The key difference is that local authorities have the power to remove that bit of the freedom of movement—the conversion to something that has a lesser impact. That is the article 4 direction to which the right hon. Gentleman referred. If we remove that article 4 direction, a planning application is required. That can be done by the local planning authority if there are local concerns about such developments. That is why this option was available and has been suggested in respect of the situation in Haringey.
Does the Minister accept that it is very costly to proceed through an article 4? The main point is that bookmakers should clearly not be in the A2 class with banks. They should be in a separate class of their own. I suspect that the hon. Gentleman understands that because he concentrates his remarks on banks and estate agents.

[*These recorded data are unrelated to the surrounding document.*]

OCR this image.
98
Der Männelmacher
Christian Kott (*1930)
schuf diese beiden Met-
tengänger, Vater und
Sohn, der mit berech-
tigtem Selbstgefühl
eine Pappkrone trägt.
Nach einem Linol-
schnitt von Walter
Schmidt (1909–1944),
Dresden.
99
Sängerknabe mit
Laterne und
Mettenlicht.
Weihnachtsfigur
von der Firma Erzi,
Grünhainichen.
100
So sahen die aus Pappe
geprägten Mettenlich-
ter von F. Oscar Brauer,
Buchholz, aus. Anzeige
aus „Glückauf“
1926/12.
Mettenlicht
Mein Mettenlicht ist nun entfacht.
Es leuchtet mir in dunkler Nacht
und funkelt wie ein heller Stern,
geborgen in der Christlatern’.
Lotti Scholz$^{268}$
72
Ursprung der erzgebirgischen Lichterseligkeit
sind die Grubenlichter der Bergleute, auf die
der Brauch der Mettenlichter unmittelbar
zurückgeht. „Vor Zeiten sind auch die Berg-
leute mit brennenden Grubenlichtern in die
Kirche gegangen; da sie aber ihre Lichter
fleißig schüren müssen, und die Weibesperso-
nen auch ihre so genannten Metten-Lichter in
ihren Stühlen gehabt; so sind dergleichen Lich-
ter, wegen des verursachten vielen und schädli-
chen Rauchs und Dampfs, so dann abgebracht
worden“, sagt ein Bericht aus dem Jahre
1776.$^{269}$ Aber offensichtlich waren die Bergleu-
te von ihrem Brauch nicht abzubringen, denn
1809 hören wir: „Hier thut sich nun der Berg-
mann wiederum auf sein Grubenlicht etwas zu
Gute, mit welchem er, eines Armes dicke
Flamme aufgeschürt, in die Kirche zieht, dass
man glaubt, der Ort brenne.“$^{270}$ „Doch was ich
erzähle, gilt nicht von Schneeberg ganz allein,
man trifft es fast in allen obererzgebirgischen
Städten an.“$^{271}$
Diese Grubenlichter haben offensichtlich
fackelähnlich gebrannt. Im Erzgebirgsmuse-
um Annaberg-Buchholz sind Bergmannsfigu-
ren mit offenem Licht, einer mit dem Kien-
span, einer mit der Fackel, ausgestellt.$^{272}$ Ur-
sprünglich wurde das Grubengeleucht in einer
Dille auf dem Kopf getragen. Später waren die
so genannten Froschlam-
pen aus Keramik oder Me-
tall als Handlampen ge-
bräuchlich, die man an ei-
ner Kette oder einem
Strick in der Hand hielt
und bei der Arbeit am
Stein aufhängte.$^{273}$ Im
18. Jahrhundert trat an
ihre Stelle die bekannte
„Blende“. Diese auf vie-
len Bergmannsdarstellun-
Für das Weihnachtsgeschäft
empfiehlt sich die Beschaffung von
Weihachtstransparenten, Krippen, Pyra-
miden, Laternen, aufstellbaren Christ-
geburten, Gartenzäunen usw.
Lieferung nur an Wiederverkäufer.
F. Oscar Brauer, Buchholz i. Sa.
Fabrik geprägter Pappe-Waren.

Bookmakers are wholly different; surely they should be somewhere near to casinos and amusement parks.
Two or perhaps three points arise. I was interested in the right hon. Gentleman’s observation that his local council thinks it would take years to produce the policy for an article 4 direction. I can see nothing on the face of the system that should require such a long period. Secondly, there is compensation. We must have a rule that applies to all article 4 directions because such a direction is—justifiably or otherwise—an interference or at least a restriction on the proprietary rights of the owner of the property. It limits what the owner can do with that property, which can affect its value, so it is reasonable and proportionate that there should be compensation. We cannot say that that should be any different for an article 4 direction that applies to only one type of use as opposed to another. That would be neither just nor proportionate.
A case can be made, but various people will have different value judgments about the social, moral, ethical or economic worth of certain types of business uses. The use classes order, however, deals with land uses rather than making value judgments about certain types of business uses.